The area that has raised the most questions however, is non-medical use of the PMP. This is where the lines get really blurred. In most states, access to the PMP is afforded not only to medical professionals, but also to law enforcement. Most law enforcement officers and agencies use this information in the right way, to protect individuals and to aid in investigations. Use of the PMP by law enforcement can be valuable. It can help to identify incidences of drug diversion as well as overprescribing.
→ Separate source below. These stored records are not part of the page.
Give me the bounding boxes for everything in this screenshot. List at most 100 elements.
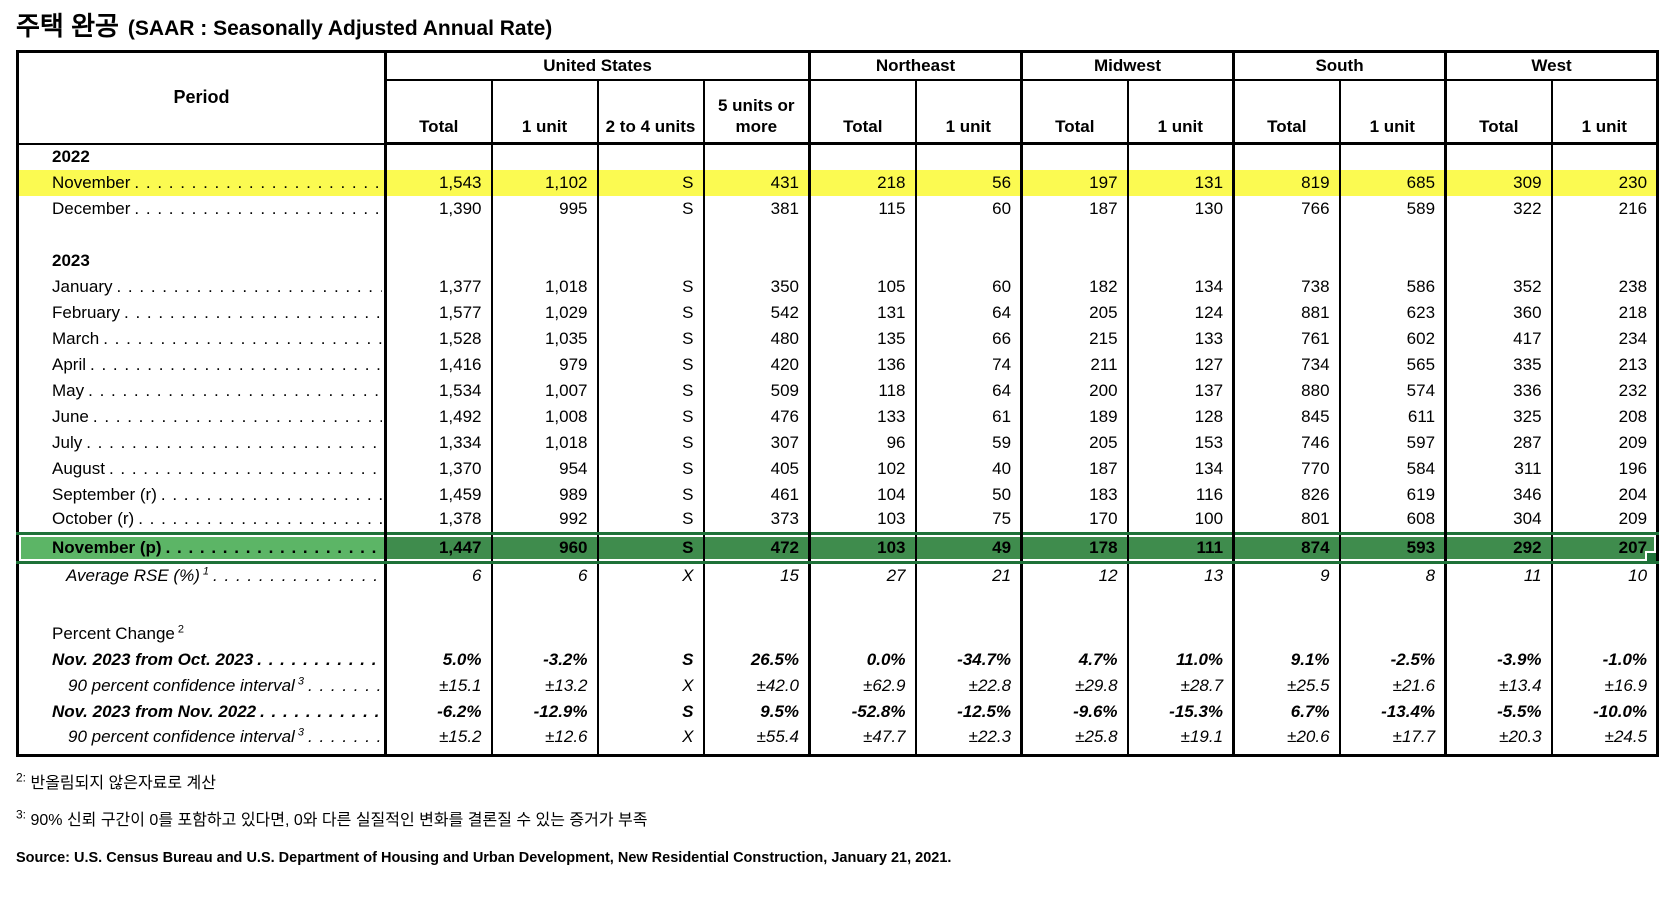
column-header: 1 unit <box>490 80 598 145</box>
selected-row-november-p: November (p)1,447960S4721034917811187459… <box>17 532 1658 564</box>
empty-cell <box>1338 613 1446 647</box>
dot-leader <box>166 539 382 558</box>
ci-row: 90 percent confidence interval 3±15.2±12… <box>18 724 1658 756</box>
value-cell: ±17.7 <box>1338 724 1446 756</box>
value-cell: 238 <box>1550 273 1658 300</box>
value-cell: S <box>596 507 704 534</box>
value-cell: ±29.8 <box>1020 672 1128 699</box>
empty-cell <box>596 613 704 647</box>
value-cell: 60 <box>914 273 1022 300</box>
value-cell: ±16.9 <box>1550 672 1658 699</box>
housing-completions-table: Period United States Northeast Midwest Sout… <box>16 50 1660 757</box>
value-cell: 61 <box>914 403 1022 430</box>
value-cell: 59 <box>914 429 1022 456</box>
row-label: 2023 <box>52 250 90 270</box>
row-label: May <box>18 378 386 404</box>
title-english: (SAAR : Seasonally Adjusted Annual Rate) <box>127 17 553 40</box>
value-cell: 420 <box>702 351 810 378</box>
value-cell: 216 <box>1550 195 1658 222</box>
value-cell: 9.5% <box>702 698 810 725</box>
value-cell: 40 <box>914 455 1022 482</box>
value-cell: S <box>596 429 704 456</box>
value-cell[interactable]: 292 <box>1444 532 1552 564</box>
year-row: 2023 <box>18 247 1658 274</box>
value-cell: 124 <box>1126 299 1234 326</box>
value-cell: -3.9% <box>1444 646 1552 673</box>
value-cell: -2.5% <box>1338 646 1446 673</box>
empty-cell <box>1444 588 1552 614</box>
value-cell: ±55.4 <box>702 724 810 756</box>
ci-row: 90 percent confidence interval 3±15.1±13… <box>18 672 1658 699</box>
empty-cell <box>1550 143 1658 170</box>
value-cell: 685 <box>1338 169 1446 196</box>
value-cell: 27 <box>808 562 916 589</box>
value-cell: 1,377 <box>384 273 492 300</box>
dot-leader <box>260 703 382 722</box>
value-cell[interactable]: 874 <box>1232 532 1340 564</box>
row-label: September (r) <box>18 482 386 508</box>
column-header: Total <box>808 80 916 145</box>
empty-cell <box>808 588 916 614</box>
value-cell: -15.3% <box>1126 698 1234 725</box>
empty-cell <box>808 143 916 170</box>
value-cell: 311 <box>1444 455 1552 482</box>
empty-cell <box>1020 221 1128 248</box>
value-cell[interactable]: 103 <box>808 532 916 564</box>
value-cell: 211 <box>1020 351 1128 378</box>
row-label: Nov. 2023 from Nov. 2022 <box>18 699 386 725</box>
value-cell: 102 <box>808 455 916 482</box>
value-cell: 6 <box>490 562 598 589</box>
value-cell[interactable]: 593 <box>1338 532 1446 564</box>
dot-leader <box>86 434 382 453</box>
row-label: 90 percent confidence interval 3 <box>18 673 386 699</box>
empty-cell <box>914 613 1022 647</box>
value-cell: -12.9% <box>490 698 598 725</box>
row-label: November <box>17 169 386 196</box>
value-cell: S <box>596 299 704 326</box>
column-header: Total <box>1444 80 1552 145</box>
empty-cell <box>1444 247 1552 274</box>
row-label: July <box>18 430 386 456</box>
value-cell: 0.0% <box>808 646 916 673</box>
value-cell[interactable]: 111 <box>1126 532 1234 564</box>
empty-cell <box>596 588 704 614</box>
empty-cell <box>384 588 492 614</box>
dot-leader <box>308 677 382 696</box>
empty-cell <box>1444 143 1552 170</box>
footnote-2-text: 반올림되지 않은자료로 계산 <box>30 775 216 792</box>
column-header: Total <box>384 80 492 145</box>
empty-cell <box>1232 613 1340 647</box>
empty-cell <box>1126 143 1234 170</box>
value-cell: 11.0% <box>1126 646 1234 673</box>
value-cell: ±24.5 <box>1550 724 1658 756</box>
value-cell: 1,018 <box>490 429 598 456</box>
value-cell[interactable]: 49 <box>914 532 1022 564</box>
rse-row: Average RSE (%) 166X1527211213981110 <box>18 562 1658 589</box>
value-cell: 234 <box>1550 325 1658 352</box>
value-cell: 1,029 <box>490 299 598 326</box>
value-cell: ±20.6 <box>1232 724 1340 756</box>
group-header-midwest: Midwest <box>1020 51 1234 81</box>
value-cell[interactable]: 1,447 <box>384 532 492 564</box>
empty-cell <box>1126 247 1234 274</box>
dot-leader <box>134 174 382 193</box>
dot-leader <box>109 460 382 479</box>
dot-leader <box>308 728 382 747</box>
value-cell[interactable]: 472 <box>702 532 810 564</box>
value-cell: 1,492 <box>384 403 492 430</box>
value-cell[interactable]: S <box>596 532 704 564</box>
value-cell: 746 <box>1232 429 1340 456</box>
value-cell: 189 <box>1020 403 1128 430</box>
selection-fill-handle[interactable] <box>1645 551 1658 560</box>
value-cell[interactable]: 207 <box>1550 532 1658 564</box>
value-cell: 801 <box>1232 507 1340 534</box>
row-label: June <box>18 404 386 430</box>
footnote-3-marker: 3: <box>16 807 27 822</box>
value-cell: 187 <box>1020 195 1128 222</box>
value-cell[interactable]: 178 <box>1020 532 1128 564</box>
row-label[interactable]: November (p) <box>17 532 386 564</box>
value-cell[interactable]: 960 <box>490 532 598 564</box>
value-cell: 130 <box>1126 195 1234 222</box>
footnote-3-text: 90% 신뢰 구간이 0를 포함하고 있다면, 0와 다른 실질적인 변화를 결… <box>30 812 648 829</box>
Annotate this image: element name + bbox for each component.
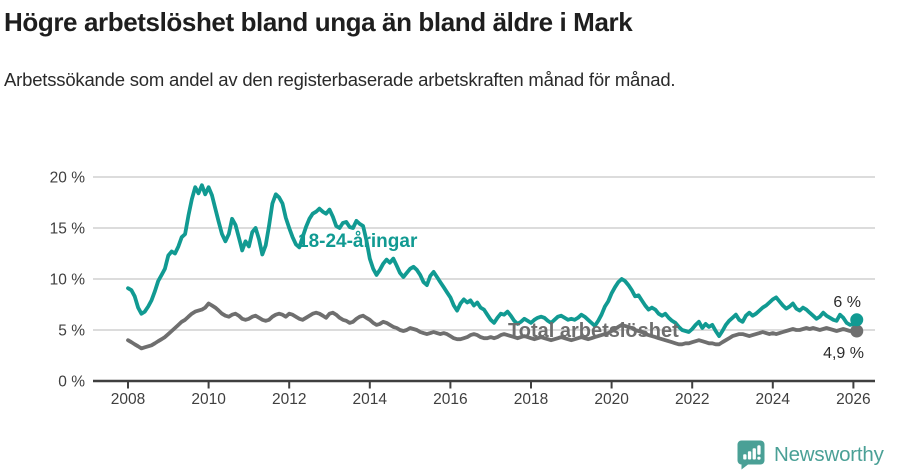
newsworthy-logo[interactable]: Newsworthy [737, 440, 884, 470]
chart-annotation: 4,9 % [823, 345, 864, 362]
series-line-18-24-ringar [126, 183, 859, 339]
chart-annotation: Total arbetslöshet [508, 320, 679, 342]
x-tick-label: 2026 [836, 391, 870, 408]
chart-annotation: 18-24-åringar [298, 231, 418, 252]
header: Högre arbetslöshet bland unga än bland ä… [4, 0, 884, 93]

Certainly, there is a legitimate reason for law enforcement to access these records. Whether or not this should require a warrant however, has been debated. In many states, officers only need probable cause to access the PMP. The ACLU has argued that patients have a right to privacy and that access should require a warrant and in fact a federal judge ruled this to be true. Some states limit access to only certain investigators, while others require training before access is permitted. There are states however that support carte blanche access without a warrant. This is a debate that will likely continue, with strong arguments both pro and con for non-medical access.

The PMP is a novel concept that was launched in an attempt to curb the misuse of prescription drugs. It has good intentions and there have been reports of some success in achieving its primary goal. What is less known is where in lie its faults. There are some harms that have been proposed including shifting use to illicit drugs as well as limiting access for patients in need. Privacy however is another significant issue and it remains unclear if there will be downstream effects of use of this system in his regard. This is especially true when this system is used for non-medical reasons. There are good arguments both for and against PMPs. What will be most important is that policy around PMPs protects patients as well as their privacy while also helping to curb the opioid epidemic. Policy makers will need to utilize evidence-informed data for decisions around access and use in order to best protect people against misuse, intended or not.